Search code examples
javahadoophdfsdistcpapache-ranger

Using -update option in java distcp


My goal is to use the java distcp api in java.
With command line i am able to perform a distcp :

hadoop --config /path/to/cluster2/hadoop/conf distcp -skipcrccheck -update hdfs://clusterHA1/path/to/file hdfs://clusterHA2/path/to/target

In java i get some trouble using -skipcrccheck and -update option.

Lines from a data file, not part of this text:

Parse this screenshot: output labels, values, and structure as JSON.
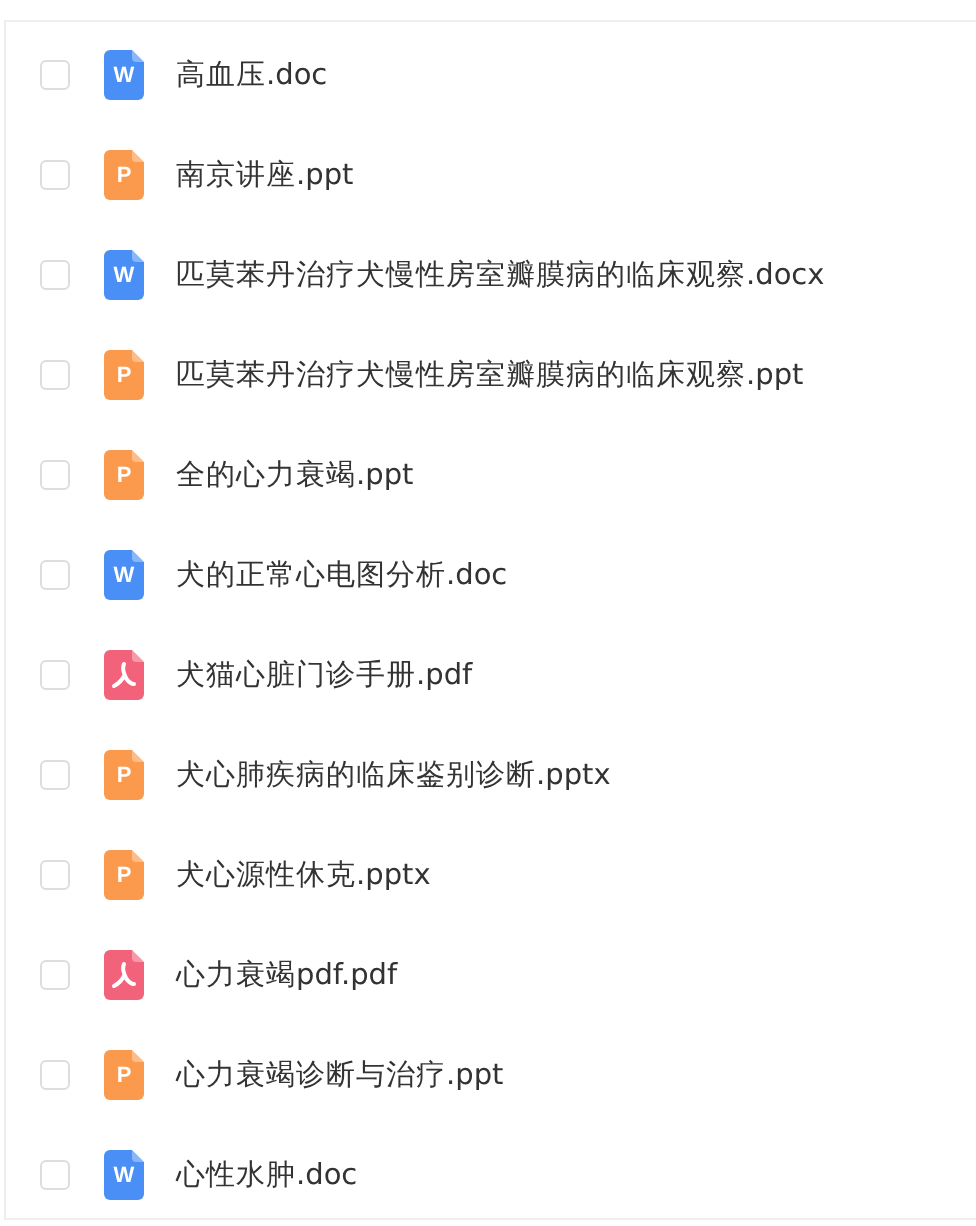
{
  "files": [
    {
      "name": "高血压.doc",
      "kind": "word",
      "badge": "W",
      "checked": false
    },
    {
      "name": "南京讲座.ppt",
      "kind": "slides",
      "badge": "P",
      "checked": false
    },
    {
      "name": "匹莫苯丹治疗犬慢性房室瓣膜病的临床观察.docx",
      "kind": "word",
      "badge": "W",
      "checked": false
    },
    {
      "name": "匹莫苯丹治疗犬慢性房室瓣膜病的临床观察.ppt",
      "kind": "slides",
      "badge": "P",
      "checked": false
    },
    {
      "name": "全的心力衰竭.ppt",
      "kind": "slides",
      "badge": "P",
      "checked": false
    },
    {
      "name": "犬的正常心电图分析.doc",
      "kind": "word",
      "badge": "W",
      "checked": false
    },
    {
      "name": "犬猫心脏门诊手册.pdf",
      "kind": "pdf",
      "checked": false
    },
    {
      "name": "犬心肺疾病的临床鉴别诊断.pptx",
      "kind": "slides",
      "badge": "P",
      "checked": false
    },
    {
      "name": "犬心源性休克.pptx",
      "kind": "slides",
      "badge": "P",
      "checked": false
    },
    {
      "name": "心力衰竭pdf.pdf",
      "kind": "pdf",
      "checked": false
    },
    {
      "name": "心力衰竭诊断与治疗.ppt",
      "kind": "slides",
      "badge": "P",
      "checked": false
    },
    {
      "name": "心性水肿.doc",
      "kind": "word",
      "badge": "W",
      "checked": false
    }
  ]
}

final DistCpOptions distcpOption = new DistCpOptions(sourceFile, destFile);
distcpOption.setSkipCRC(true);
distcpOption.setSyncFolder(true);
runExitCode = this.distCpRun(sourceFile, destFile, distcpOption);

i get this Exception :

java.lang.IllegalArgumentException: Skip CRC is valid only with update options

when you look a the code, the order is very important, so i switch both options :

final DistCpOptions distcpOption = new DistCpOptions(sourceFile, destFile);
distcpOption.setSyncFolder(true);
distcpOption.setSkipCRC(true);
runExitCode = this.distCpRun(sourceFile, destFile, distcpOption);

i get :

java.io.IOException: Check-sum mismatch between source and target

i am pretty sure that setSyncFolder set the update option, in the DistCpOption :

public enum DistCpOptionSwitch {
SYNC_FOLDERS("distcp.sync.folders", new Option("update", false, "Update target, copying only missingfiles or directories")),
}

I am using hadoop 2.6.4 I have mismatch between both cluster because each cluster have is own instance of rangerKMS. I send file from uncrypted zone to crypted zone, this work well in command line.


Solution

  • I finally solve this problem by passing argument to the main function instead of using distcpOption builder.

    distCp.run(new String[] {"-skipcrccheck", "-update",source, destination });